What evaluators reward vs penalise:

RewardedPenalised
Multiple stakeholders identifiedOnly 1–2 stakeholders named
3+ courses of action listedSingle action presented as obvious
Thinker cited with applicationThinker cited without application
Institutional safeguard citedNo legal or procedural reference
Balanced: duty + empathyPure rule-following OR pure empathy

Theory Question Strategy

GS4 theory questions (2025 examples: Mahavir's teachings, constitutional morality, digital technology ethics) require definition + relevance + governance application in 150 words:

  1. Define the concept precisely (2 lines)
  2. Illustrate with a classic philosophical source (1 line)
  3. Apply to a contemporary governance scenario (3–4 lines)
  4. Conclude with its relevance for public service values (1–2 lines)

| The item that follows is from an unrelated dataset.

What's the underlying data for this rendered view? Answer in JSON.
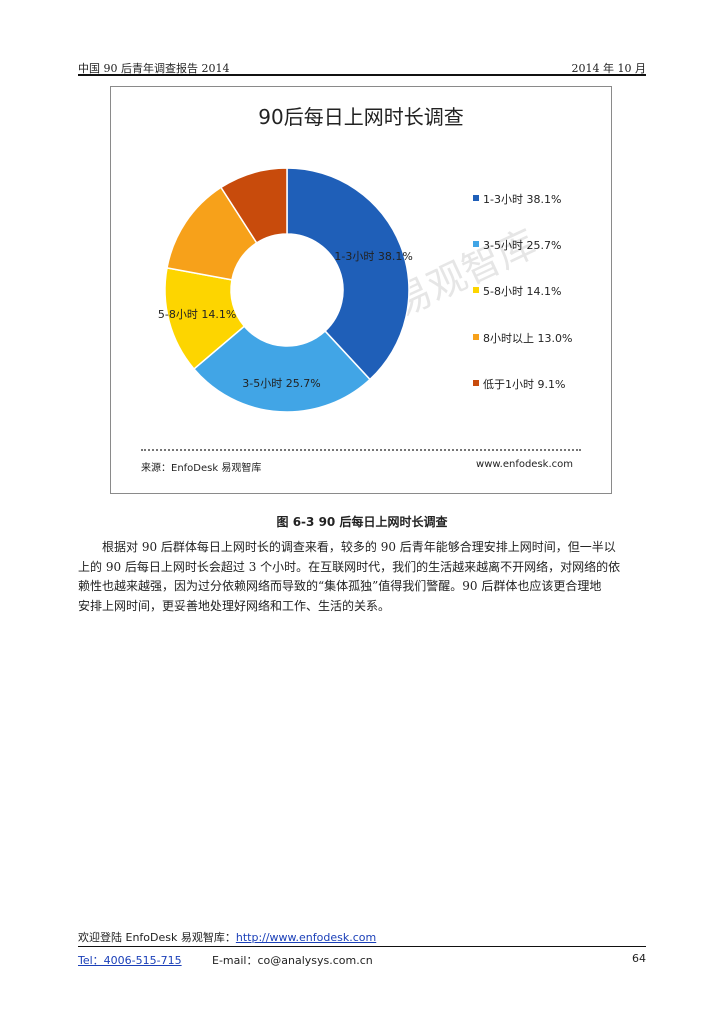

What to avoid: A common mistake is writing 100 words on the philosopher's biography and only 30 words on governance application. UPSC GS4 marks fall sharply when the philosophical reference lacks any administrative relevance.

Recommended Resources

ResourceUse Case
G. Subba Rao & P.N. Roy Chowdhury — Ethics, Integrity and AptitudeStandard reference for thinkers and theory
Lexicon for Ethics, Integrity & Aptitude (Chronicle IAS)Case study frameworks and concepts
UPSC GS4 PYQs 2013–2025 (Mrunal.org download)Pattern recognition; most important resource after the textbook
InsightsOnIndia Daily Ethics QuizKeeping analytical framing sharp

Yearly Trend Summary

GS4 is becoming more applied and less definitional each year. 2025 saw case studies with multiple simultaneous dilemmas (not a single clean choice), stronger digital ethics component, and thinkers beyond the standard Western-Gandhi axis. A score of 120+ is achievable for candidates who practise structured case study responses under timed conditions.